Sans malice, je me demande pourquoi le PS a organisé un référendum ! Souvent je dis aux militants : " Vous avez des motivations qui vous ont fait adhérer au parti. Vous êtes déçus, vous voudriez une société plus juste, vous êtes même parfois indignés, et c'est peut-être une vertu dans les circonstances présentes, mais attention à bien distinguer ce que l'on peut faire en Europe et ce qu'il incombe à la France de faire. " Cette distinction m'avait paru acquise. Or, aujourd'hui, la confusion est plus grande. Sans le référendum interne, j'aurais compris ce mélange des genres. On sent, derrière les arguments des opposants au traité, un véritable débat entre le fantasme de la rupture avec le système existant et ceux que j'appellerai les " possibilistes ".

Que voulez-vous dire ?
A mes camarades du non qui invoquent toujours les luttes, je dis : moi aussi, je sais ce que c'est le combat. J'ai toujours contesté l'ordre existant, je me suis demandé comment l'infléchir. C'est au nom du possibilisme que je préconise l'adoption de ce traité. Car le possibilisme, c'est tenir compte des marges de manoeuvre pour essayer d'avancer. On parle du social : je suis pour que cela reste une compétence nationale. Mais j'ai fait évoluer l'Union européenne sur les conditions d'hygiène et de santé sur le lieu de travail, par exemple, sur le dialogue social, sur la solidarité entre les régions. Voilà une illustration du possibilisme ! Je n'ai jamais été un partisan de la rupture. En filigrane, c'est pourtant bien ce débat, que nous avons déjà eu en 1983, qui resurgit.

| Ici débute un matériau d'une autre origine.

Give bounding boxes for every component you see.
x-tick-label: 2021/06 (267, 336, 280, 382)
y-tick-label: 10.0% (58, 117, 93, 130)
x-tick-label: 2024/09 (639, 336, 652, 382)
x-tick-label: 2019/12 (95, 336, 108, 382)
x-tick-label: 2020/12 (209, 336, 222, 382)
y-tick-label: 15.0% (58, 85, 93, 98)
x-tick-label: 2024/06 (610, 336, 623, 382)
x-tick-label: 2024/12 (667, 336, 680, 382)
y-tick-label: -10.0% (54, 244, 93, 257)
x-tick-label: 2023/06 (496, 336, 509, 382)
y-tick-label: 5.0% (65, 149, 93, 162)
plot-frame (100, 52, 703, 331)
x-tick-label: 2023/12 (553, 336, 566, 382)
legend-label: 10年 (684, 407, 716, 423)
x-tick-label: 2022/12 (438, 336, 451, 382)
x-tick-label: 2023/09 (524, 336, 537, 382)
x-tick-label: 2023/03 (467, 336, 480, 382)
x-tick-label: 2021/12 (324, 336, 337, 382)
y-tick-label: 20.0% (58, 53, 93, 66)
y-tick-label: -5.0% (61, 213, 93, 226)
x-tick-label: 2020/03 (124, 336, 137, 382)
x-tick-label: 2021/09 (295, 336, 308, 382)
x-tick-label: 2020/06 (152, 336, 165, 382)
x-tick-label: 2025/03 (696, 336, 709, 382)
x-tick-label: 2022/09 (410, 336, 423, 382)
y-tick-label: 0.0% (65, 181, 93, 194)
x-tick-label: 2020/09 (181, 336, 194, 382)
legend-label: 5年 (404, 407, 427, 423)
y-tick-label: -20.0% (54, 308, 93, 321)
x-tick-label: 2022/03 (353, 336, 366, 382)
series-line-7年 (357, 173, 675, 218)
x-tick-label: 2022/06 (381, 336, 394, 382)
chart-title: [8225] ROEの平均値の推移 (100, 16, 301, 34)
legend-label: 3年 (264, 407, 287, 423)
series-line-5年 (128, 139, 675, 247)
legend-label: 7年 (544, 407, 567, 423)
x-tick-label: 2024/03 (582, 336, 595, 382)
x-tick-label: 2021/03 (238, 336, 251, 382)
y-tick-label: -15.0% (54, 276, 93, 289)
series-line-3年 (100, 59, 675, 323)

Vingt ans après, vous estimez qu'il est d'actualité ?
Je n'ai jamais cru qu'il était clos. La fréquentation des sections du PS montre que beaucoup ont adhéré parce qu'ils étaient en désaccord avec l'ordre existant. On peut toujours penser qu'un geste fort permettrait d'obtenir un saut qualitatif important. Cela s'est déjà produit dans le passé, mais nous ne sommes pas dans ce contexte. Pour ma part, en dépit de tout, je constate que les Français s'intéressent à ce scrutin et que ce référendum constitue une avancée pour notre démocratie. Mais je reproche à nos dirigeants de n'avoir jamais parlé d'Europe ou alors pour accuser Bruxelles de tous les maux.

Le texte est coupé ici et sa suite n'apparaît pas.